Case Presentation: A 72-year-old man with a with a history of hypertension, coronary artery disease, and atrial fibrillation on warfarin, not known to have immunosuppressive disease, presented to the ED with a 6 week history of loose, non-bloody bowel movements, intermittent melena associated with urge sensation, incontinence, and tenesmus. He had lost 30 pounds over the preceding few months, despite his good appetite. His physical exam was significant for an obese non-tender abdomen, and hyperactive bowel sounds. His blood tests showed acute kidney injury, hypokalemia, a high INR, and a leukocytosis of 15.3 thousand, 83% Neutrophils. CT abdomen showed a stool-filled recto-sigmoid colon with circumferential wall thickening and surrounding inflammatory stranding, and a mild degree of diffuse colonic dilation suggesting some degree of obstruction. Colonoscopy showed poor preparation, and a non-obstructed megacolon to the hepatic flexure with pseudomembranous colitis in the right colon. Stool Clostridium difficile toxin was negative. Repeat colonoscopy showed severe colitis of the transverse colon, and healthy ascending colon. Biopsies revealed CMV infection by immunoperoxidase staining; CMV was not detected in blood by PCR. The patient was admitted to the hospital for inpatient administration of IV ganciclovir, which he received for ten days with resolution of the diarrhea.

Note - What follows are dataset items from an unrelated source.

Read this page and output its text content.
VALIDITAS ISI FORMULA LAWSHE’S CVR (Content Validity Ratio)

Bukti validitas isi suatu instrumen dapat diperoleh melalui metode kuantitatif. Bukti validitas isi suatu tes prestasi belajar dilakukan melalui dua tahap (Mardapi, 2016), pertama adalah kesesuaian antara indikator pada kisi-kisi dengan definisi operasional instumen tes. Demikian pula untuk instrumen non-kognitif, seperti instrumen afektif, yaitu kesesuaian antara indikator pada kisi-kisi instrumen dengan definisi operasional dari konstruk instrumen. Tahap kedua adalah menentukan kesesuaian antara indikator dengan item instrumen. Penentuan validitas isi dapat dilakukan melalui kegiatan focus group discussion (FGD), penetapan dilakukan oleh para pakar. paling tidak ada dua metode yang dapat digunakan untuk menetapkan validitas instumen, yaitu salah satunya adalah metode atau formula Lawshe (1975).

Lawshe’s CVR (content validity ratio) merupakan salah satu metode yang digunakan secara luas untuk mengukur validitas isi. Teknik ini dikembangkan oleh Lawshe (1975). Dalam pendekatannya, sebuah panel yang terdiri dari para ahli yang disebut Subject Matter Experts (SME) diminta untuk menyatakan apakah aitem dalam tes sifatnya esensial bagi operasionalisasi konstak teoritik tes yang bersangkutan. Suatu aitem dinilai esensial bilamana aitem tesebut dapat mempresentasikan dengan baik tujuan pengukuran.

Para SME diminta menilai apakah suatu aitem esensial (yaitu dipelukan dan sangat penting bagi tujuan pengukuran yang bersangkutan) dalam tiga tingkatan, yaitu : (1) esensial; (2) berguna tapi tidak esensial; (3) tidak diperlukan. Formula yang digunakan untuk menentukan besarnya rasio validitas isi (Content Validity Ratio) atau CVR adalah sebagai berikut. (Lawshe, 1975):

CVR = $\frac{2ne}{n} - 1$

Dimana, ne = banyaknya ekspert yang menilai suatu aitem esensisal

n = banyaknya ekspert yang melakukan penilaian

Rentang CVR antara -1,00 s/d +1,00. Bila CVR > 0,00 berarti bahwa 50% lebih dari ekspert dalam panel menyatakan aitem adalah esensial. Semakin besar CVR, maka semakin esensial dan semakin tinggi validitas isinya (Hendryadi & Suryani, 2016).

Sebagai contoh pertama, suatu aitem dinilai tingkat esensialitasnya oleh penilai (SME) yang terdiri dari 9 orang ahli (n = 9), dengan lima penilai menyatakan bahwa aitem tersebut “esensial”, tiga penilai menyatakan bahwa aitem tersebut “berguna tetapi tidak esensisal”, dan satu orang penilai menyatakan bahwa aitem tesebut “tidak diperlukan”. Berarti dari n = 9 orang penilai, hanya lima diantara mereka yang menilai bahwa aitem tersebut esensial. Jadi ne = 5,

Discussion: It is common for immunosuppressed patients to experience bacterial, fungal, and viral infections, including CMV infection. This case demonstrates the importance of considering CMV infection in immunocompetent patients who present with colitis. The presentation is similar to other enteric infections, and requires specific anti-CMV therapy. As shown in this case, CMV colitis in the immunocompetent patient can be severe enough to cause persistent diarrhea until the patient receives the appropriate antiviral treatment.

Conclusions: CMV infection has been reported as a cause of pseudomembranous colitis, as shown in this case, and should be considered in the differential diagnosis of pseudomembranous colitis.